Right to Left Websites in WordPress

While translating your website can be tricky, translating it into a language that is read from right to left can seem even more daunting. The good news is that the WordPress cms has excellent built in support for different languages as well there being a number of excellent plugins to help.

In this post we are going to look at how to create right to left websites in WordPress, covering both the use of existing themes and those that are created from scratch.

To make your website read coherently from right to left you will usually find that simply switching the direction of the text is not sufficient, you will want to switch the entire layout of the website so that those viewing the site from right to left have the equivalent experience of those viewing from left to right. .

Using a Theme in Right to Left Layout

If your website is built on a pre-built theme then it may have built in support for right to left, or rtl, layouts. There are a couple of ways that you can check this:

  1. Go to Settings > General and select an rtl language from the Site Language dropdown and click Save Changes.

You will see that the WordPress dashboard will now display right to left:

If you now go to your live site it will display with a reversed layout if it supports rtl languages and even if it doesn’t it will change your text to read from right to left.

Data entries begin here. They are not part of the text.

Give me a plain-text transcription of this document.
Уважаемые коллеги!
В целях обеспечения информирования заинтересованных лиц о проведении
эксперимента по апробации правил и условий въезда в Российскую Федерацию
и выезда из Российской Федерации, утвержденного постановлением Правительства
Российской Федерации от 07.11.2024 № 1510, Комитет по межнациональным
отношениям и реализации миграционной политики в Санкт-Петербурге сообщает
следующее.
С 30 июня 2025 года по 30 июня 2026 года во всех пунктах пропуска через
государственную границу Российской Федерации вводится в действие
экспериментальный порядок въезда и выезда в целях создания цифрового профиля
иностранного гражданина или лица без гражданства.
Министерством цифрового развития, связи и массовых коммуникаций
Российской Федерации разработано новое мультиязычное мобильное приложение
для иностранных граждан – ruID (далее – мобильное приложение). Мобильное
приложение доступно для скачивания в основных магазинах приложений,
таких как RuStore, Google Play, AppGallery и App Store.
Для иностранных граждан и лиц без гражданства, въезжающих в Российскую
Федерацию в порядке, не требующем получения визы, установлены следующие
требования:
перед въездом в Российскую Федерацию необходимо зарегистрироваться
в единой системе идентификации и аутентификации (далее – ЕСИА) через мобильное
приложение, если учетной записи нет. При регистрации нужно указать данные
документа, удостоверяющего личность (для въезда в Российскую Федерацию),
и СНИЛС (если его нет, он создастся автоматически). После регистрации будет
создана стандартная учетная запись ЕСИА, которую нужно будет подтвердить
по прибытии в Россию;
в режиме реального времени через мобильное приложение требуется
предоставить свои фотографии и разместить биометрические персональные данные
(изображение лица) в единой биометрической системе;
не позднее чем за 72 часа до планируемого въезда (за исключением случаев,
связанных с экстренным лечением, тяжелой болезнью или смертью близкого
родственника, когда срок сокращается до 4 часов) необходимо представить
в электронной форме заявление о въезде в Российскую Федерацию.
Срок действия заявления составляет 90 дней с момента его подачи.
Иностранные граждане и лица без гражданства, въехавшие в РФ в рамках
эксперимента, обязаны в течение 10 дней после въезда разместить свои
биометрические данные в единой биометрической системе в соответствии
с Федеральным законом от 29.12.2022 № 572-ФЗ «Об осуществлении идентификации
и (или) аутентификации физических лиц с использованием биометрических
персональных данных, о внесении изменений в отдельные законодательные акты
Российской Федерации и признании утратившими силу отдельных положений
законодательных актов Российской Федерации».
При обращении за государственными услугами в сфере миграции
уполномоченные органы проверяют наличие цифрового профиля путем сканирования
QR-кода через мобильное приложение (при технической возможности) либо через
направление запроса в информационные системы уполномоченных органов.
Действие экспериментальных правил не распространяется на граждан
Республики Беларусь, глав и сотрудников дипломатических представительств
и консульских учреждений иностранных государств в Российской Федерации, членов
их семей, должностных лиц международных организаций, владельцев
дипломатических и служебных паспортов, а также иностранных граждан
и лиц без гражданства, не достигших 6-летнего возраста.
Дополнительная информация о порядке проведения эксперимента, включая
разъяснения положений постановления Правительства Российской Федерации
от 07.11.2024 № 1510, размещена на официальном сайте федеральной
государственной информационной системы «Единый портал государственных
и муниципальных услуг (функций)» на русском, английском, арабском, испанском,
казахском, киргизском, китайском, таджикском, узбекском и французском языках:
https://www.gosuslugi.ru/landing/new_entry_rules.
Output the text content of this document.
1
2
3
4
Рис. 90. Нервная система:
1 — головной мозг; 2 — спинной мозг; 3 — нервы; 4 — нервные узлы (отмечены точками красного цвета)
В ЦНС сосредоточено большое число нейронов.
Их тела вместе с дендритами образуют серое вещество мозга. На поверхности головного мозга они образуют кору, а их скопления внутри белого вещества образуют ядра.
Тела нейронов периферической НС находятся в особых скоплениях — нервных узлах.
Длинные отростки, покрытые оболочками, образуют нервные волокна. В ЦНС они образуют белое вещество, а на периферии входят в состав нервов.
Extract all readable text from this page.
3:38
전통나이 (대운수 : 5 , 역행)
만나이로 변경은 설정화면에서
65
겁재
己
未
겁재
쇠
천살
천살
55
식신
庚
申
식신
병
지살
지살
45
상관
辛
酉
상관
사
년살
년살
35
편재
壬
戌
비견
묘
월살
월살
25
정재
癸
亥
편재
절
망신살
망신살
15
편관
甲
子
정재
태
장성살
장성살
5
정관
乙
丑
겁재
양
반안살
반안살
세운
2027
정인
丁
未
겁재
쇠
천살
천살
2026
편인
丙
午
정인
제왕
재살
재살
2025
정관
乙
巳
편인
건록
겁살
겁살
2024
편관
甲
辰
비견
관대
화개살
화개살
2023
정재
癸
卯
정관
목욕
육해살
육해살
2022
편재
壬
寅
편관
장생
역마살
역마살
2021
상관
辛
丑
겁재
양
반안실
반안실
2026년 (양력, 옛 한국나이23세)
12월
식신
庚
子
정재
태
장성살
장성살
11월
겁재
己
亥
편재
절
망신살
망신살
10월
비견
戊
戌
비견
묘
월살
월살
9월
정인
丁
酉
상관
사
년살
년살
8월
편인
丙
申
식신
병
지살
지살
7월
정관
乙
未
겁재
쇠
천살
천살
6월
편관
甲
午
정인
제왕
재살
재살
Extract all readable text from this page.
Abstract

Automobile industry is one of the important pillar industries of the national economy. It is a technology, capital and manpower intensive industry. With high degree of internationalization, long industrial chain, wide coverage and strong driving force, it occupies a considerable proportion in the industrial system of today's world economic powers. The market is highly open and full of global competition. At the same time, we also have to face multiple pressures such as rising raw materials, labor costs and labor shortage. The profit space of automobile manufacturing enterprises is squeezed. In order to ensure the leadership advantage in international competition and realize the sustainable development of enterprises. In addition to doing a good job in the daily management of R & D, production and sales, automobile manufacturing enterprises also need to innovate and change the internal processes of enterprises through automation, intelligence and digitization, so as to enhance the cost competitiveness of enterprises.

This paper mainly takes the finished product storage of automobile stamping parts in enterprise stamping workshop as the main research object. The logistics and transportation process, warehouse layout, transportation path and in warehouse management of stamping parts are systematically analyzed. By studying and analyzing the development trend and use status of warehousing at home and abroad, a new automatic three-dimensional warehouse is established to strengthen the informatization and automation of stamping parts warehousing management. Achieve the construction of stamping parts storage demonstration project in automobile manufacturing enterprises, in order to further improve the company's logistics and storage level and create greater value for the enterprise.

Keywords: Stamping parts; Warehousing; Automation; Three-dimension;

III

2. If you are a little more technical you can quickly check if your theme supports rtl by looking to see if there is a rtl.css stylesheet. This will be contained in the root of the theme (usually located in /wp-content/themes/theme-name/ ).

3. There is also a plugin called RTL Tester which you can use to test your site in rtl layout without having your visitors see it on the live site. It is available in the WordPress Plugin Repository.

 

Converting Your Website to Right to Left Layout

If your website uses a custom theme that doesn’t have rtl functionality you will need to add it to the site. This is not a difficult process, although it can be time consuming:

  1. If your theme doesn’t have an rtl.css stylesheet the first thing you will need to do is to create one. To do this you should copy your themes main stylesheet (usually called style.css).
  2. Under the body attribute add direction:rtl; and unicode-bidi:embed;
  3. Save the file as rtl.css
  4. You will then need to go through your stylesheet and make the following changes:
    1. Remove any unnecessary attributes – anything that is not related to the positioning of elements.
    2. Reverse the values of floats, text alignments and clears so that, for example, float:left; becomes float:right;
    3. Mirror the values of any paddings, margins and positionings so that, for example, padding-right:20px; becomes padding-left:20px; but also remember that you will need to zero the original value so you would also need to include padding-right:0px;
    4. You may also need to add reversed versions of your images if they are direction specific.
  5. Save your stylesheet and upload it to the root directory of your theme.
  6. Follow the above procedure in WordPress to change the language to an rtl language.

There is some really useful information and examples about the above procedure here: https://codex.wordpress.org/Right-to-Left_Language_Support

If Your Website is Multilingual

If your website is in several different languages then you probably use a plugin such as WPML (which is the standard plugin that we use for multilingual websites). In this case you obviously don’t want to change the site language in your WordPress settings as the site will not always be using just one language. So long as you have an rtl.css stylesheet you shouldn’t need to make any other changes, selecting the country from your language selector will add the rtl declaration to your page header prompting the site to use your rtl css.